Poly(GP) is one of the toxic proteins produced from the repeat expansion region in the C9orf72 gene. Its name stems from the two amino acids (the building blocks of proteins) in its composition: Glycine (G) and Proline (P). Poly(GP) is a key disease biomarker of ALS and FTD associated with mutations in the C9orf72 gene, according to Wave Life Sciences, the company developing WVE-004 and sponsoring the trial. Decreasing poly(GP) levels in the CSF broadly indicate that WVE-004 is engaging with its biological target as intended.

Data from the patients given a 30 mg dose of WVE-004 showed that poly(GP) levels were reduced by 34% at 85 days after treatment, a significant difference compared to those given a placebo. None of the participants given higher doses of WVE-004 have reached 85 days of follow-up yet.

“FOCUS-C9 was designed to deliver an early indication of target engagement so that we could rapidly optimize the dose and move toward the next stage of development,” Michael Panzara, MD, chief medical officer and head of therapeutics discovery and development at Wave, said.

“Based on our preclinical … modeling, we expected that relatively low doses would engage target; however, seeing this level of poly(GP) knockdown three months after a single 30 mg dose exceeded our expectations and we expect poly(GP) to reduce further with repeat administrations,” Panzara said.

Data from those given the 30 mg dose suggested that poly(GP) were continuing to decrease at day 85. Wave is extending the study’s observation period from the original 85 days (roughly three months), to about six months to fully explore the long-term effects of single low doses of WVE-004.

The study is also being adapted to include more participants who will receive 20 mg and 30 mg single doses of WVE-004. Dosing in another group receiving 10 mg of WVE-004 monthly is currently underway.

“It is encouraging to see the benefits of the study’s adaptive design, where this early analysis has already helped narrow the doses being explored and enabled more precise, real-time exploration of dose response and optimization,” Cudkowicz said.

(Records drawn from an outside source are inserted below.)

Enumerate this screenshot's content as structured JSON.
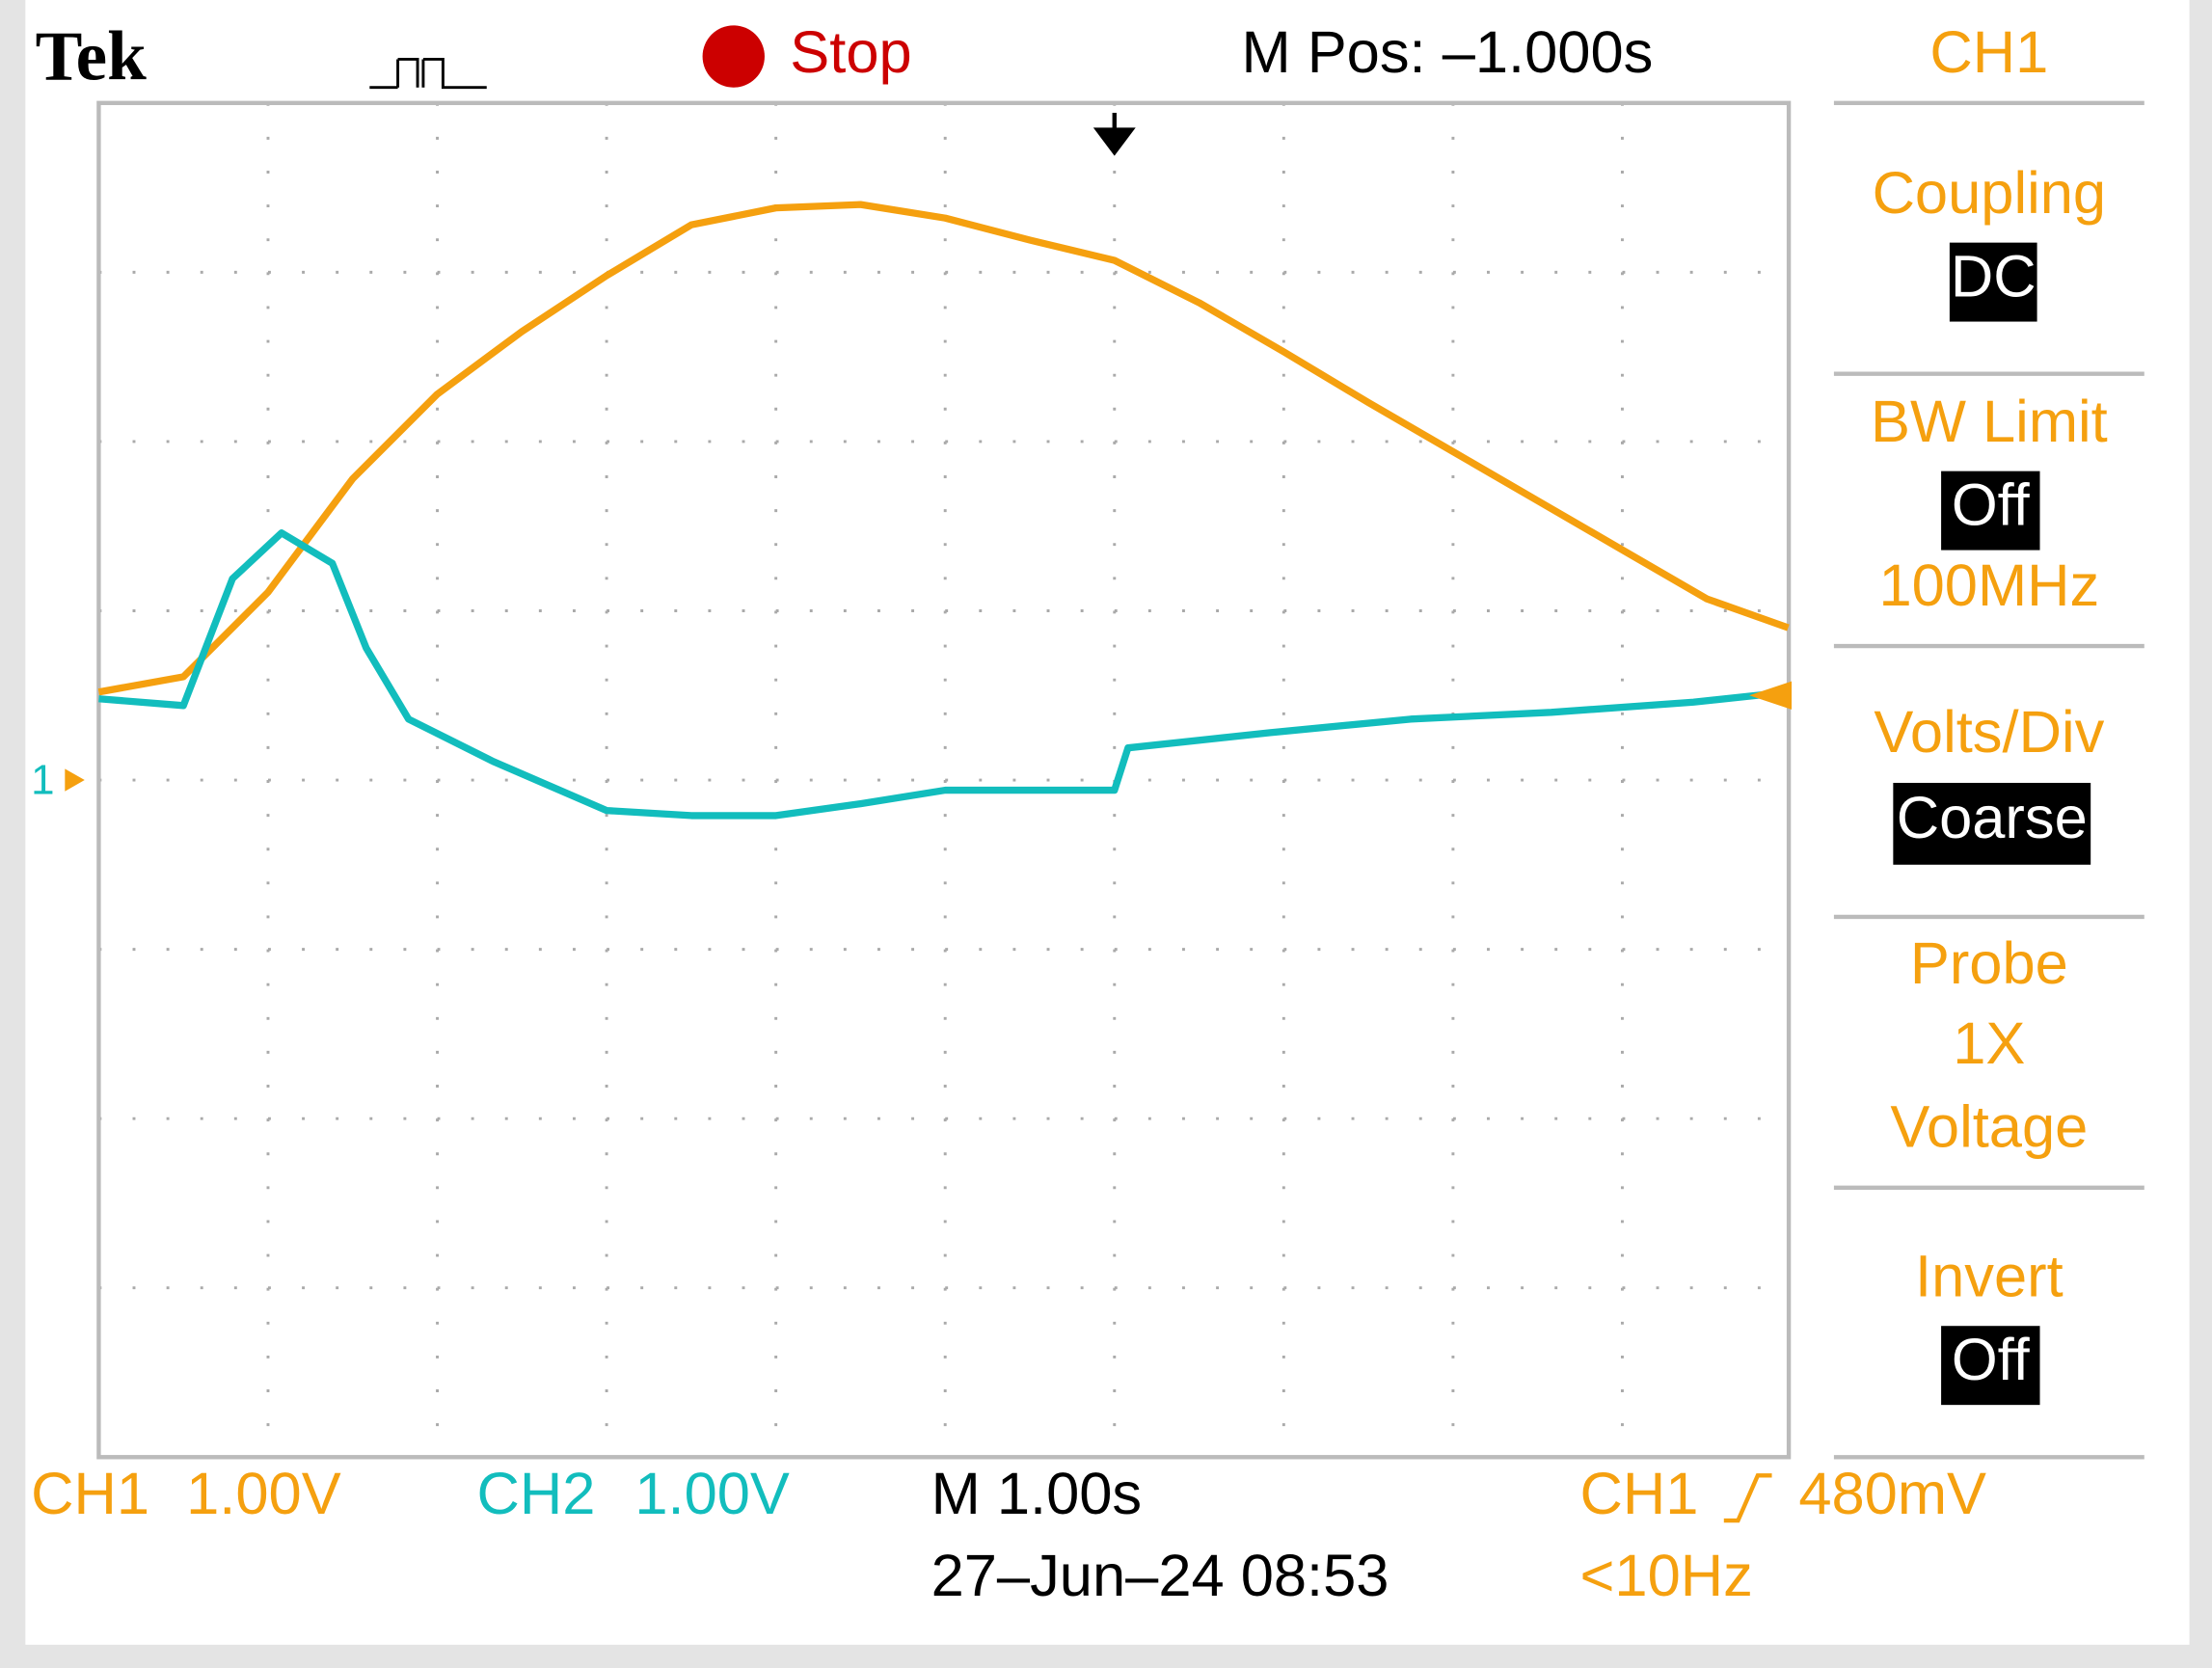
{
  "header": {
    "brand": "Tek",
    "state": "Stop",
    "position": "M Pos: –1.000s"
  },
  "menu": {
    "title": "CH1",
    "coupling": {
      "label": "Coupling",
      "value": "DC"
    },
    "bw_limit": {
      "label": "BW Limit",
      "value": "Off",
      "note": "100MHz"
    },
    "volts_div": {
      "label": "Volts/Div",
      "value": "Coarse"
    },
    "probe": {
      "label": "Probe",
      "value": "1X",
      "note": "Voltage"
    },
    "invert": {
      "label": "Invert",
      "value": "Off"
    }
  },
  "ground_marker": "1",
  "footer": {
    "ch1": {
      "name": "CH1",
      "scale": "1.00V"
    },
    "ch2": {
      "name": "CH2",
      "scale": "1.00V"
    },
    "timebase": "M 1.00s",
    "date": "27–Jun–24 08:53",
    "trigger": {
      "source": "CH1",
      "level": "480mV",
      "frequency": "<10Hz"
    }
  },
  "traces": [
    {
      "name": "CH1",
      "color": "#f5a00f",
      "x": [
        0,
        0.5,
        1,
        1.5,
        2,
        2.5,
        3,
        3.5,
        4,
        4.5,
        5,
        5.5,
        6,
        6.5,
        7,
        7.5,
        8,
        8.5,
        9,
        9.5,
        9.98
      ],
      "y": [
        0.52,
        0.61,
        1.11,
        1.78,
        2.28,
        2.65,
        2.98,
        3.28,
        3.38,
        3.4,
        3.32,
        3.19,
        3.07,
        2.82,
        2.53,
        2.23,
        1.94,
        1.65,
        1.36,
        1.07,
        0.9
      ]
    },
    {
      "name": "CH2",
      "color": "#12bdbd",
      "x": [
        0,
        0.5,
        0.79,
        1.08,
        1.38,
        1.58,
        1.83,
        2.33,
        3,
        3.5,
        4,
        4.5,
        5,
        5.5,
        6,
        6.08,
        6.92,
        7.75,
        8.58,
        9.42,
        9.98
      ],
      "y": [
        0.48,
        0.44,
        1.19,
        1.46,
        1.28,
        0.78,
        0.36,
        0.11,
        -0.18,
        -0.21,
        -0.21,
        -0.14,
        -0.06,
        -0.06,
        -0.06,
        0.19,
        0.28,
        0.36,
        0.4,
        0.46,
        0.52
      ]
    }
  ]
}
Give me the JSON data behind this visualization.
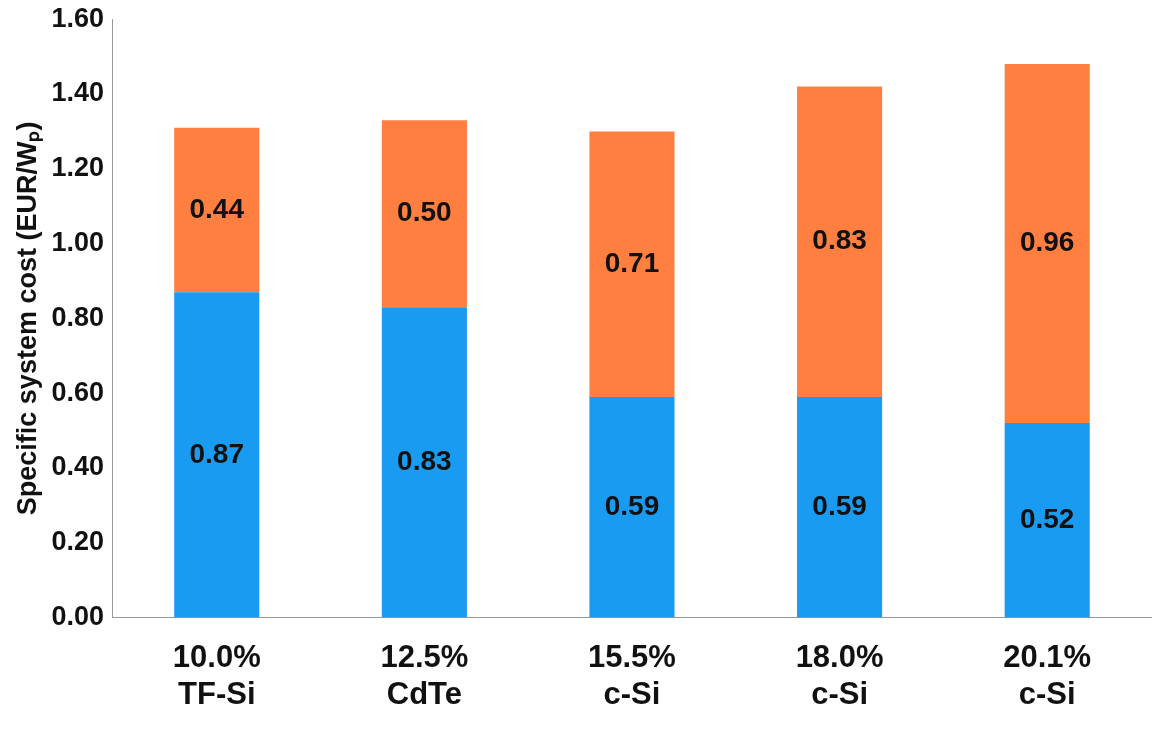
{
  "chart_data": {
    "type": "bar",
    "stacked": true,
    "ylabel": "Specific system cost (EUR/Wₚ)",
    "categories": [
      "10.0%\nTF-Si",
      "12.5%\nCdTe",
      "15.5%\nc-Si",
      "18.0%\nc-Si",
      "20.1%\nc-Si"
    ],
    "series": [
      {
        "color": "#1a9bf2",
        "values": [
          0.87,
          0.83,
          0.59,
          0.59,
          0.52
        ],
        "value_labels": [
          "0.87",
          "0.83",
          "0.59",
          "0.59",
          "0.52"
        ]
      },
      {
        "color": "#ff7f40",
        "values": [
          0.44,
          0.5,
          0.71,
          0.83,
          0.96
        ],
        "value_labels": [
          "0.44",
          "0.50",
          "0.71",
          "0.83",
          "0.96"
        ]
      }
    ],
    "ylim": [
      0,
      1.6
    ],
    "yticks": [
      {
        "value": 0,
        "label": "0.00"
      },
      {
        "value": 0.2,
        "label": "0.20"
      },
      {
        "value": 0.4,
        "label": "0.40"
      },
      {
        "value": 0.6,
        "label": "0.60"
      },
      {
        "value": 0.8,
        "label": "0.80"
      },
      {
        "value": 1.0,
        "label": "1.00"
      },
      {
        "value": 1.2,
        "label": "1.20"
      },
      {
        "value": 1.4,
        "label": "1.40"
      },
      {
        "value": 1.6,
        "label": "1.60"
      }
    ],
    "grid": false,
    "legend": false
  }
}
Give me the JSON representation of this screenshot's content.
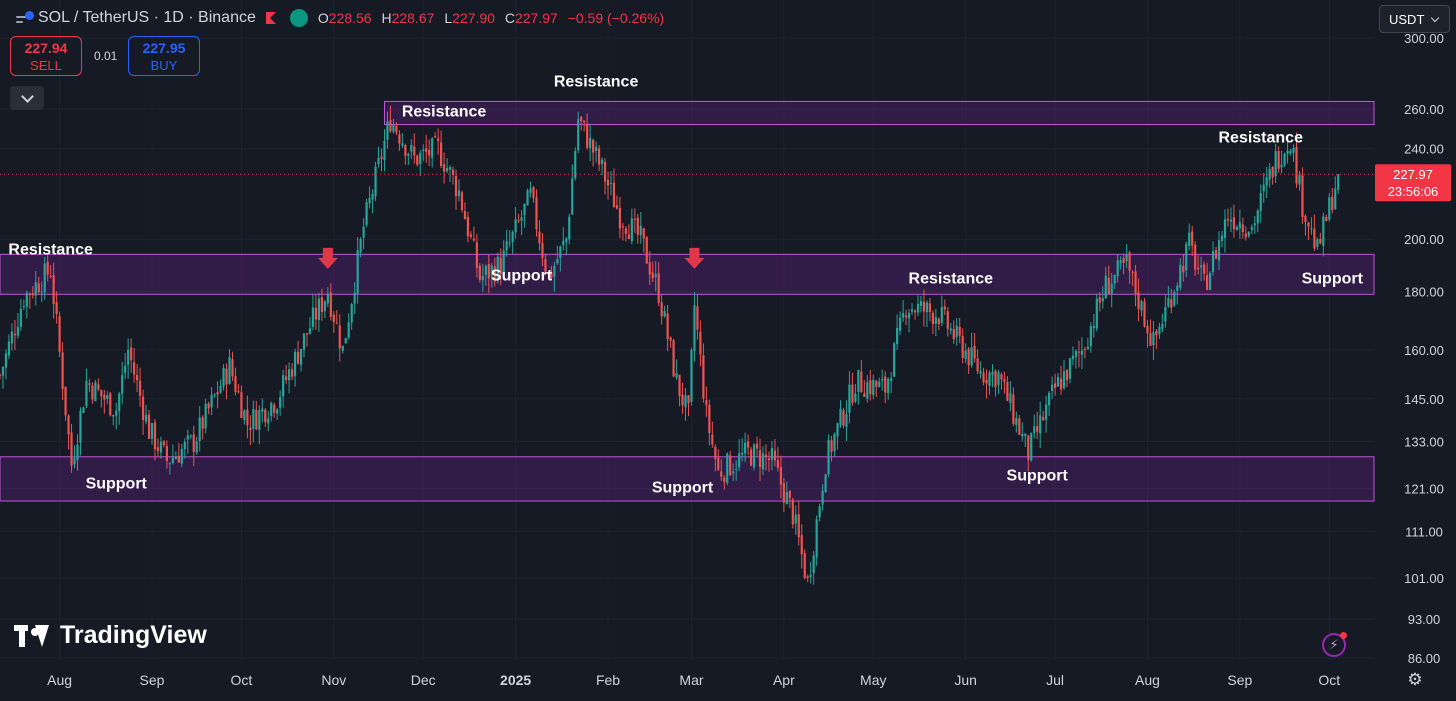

“The next step is to identify a regimen that maximizes knockdown with repeat dosing, while potentially enabling quarterly or less frequent dosing. We are incredibly grateful to the patients, families, researchers, and clinicians in the study who helped us reach this initial milestone and we look forward to their continued partnership as we work to complete FOCUS-C9,” Panzara said.

Most of the side effects reported in the study so far have been mild to moderate in intensity, and what was reported were generally comparable among those given WVE-004 or a placebo. Four participants experienced serious or severe side effects with one deemed by trial investigators to be related to WVE-004 treatment. Wave did not provide further details about this.

Some patients given WVE-004 experienced an increase in levels of NfL, a marker of nerve damage, but based on the limited data available so far, there were “no meaningful changes in clinical outcome measures,” according to Wave.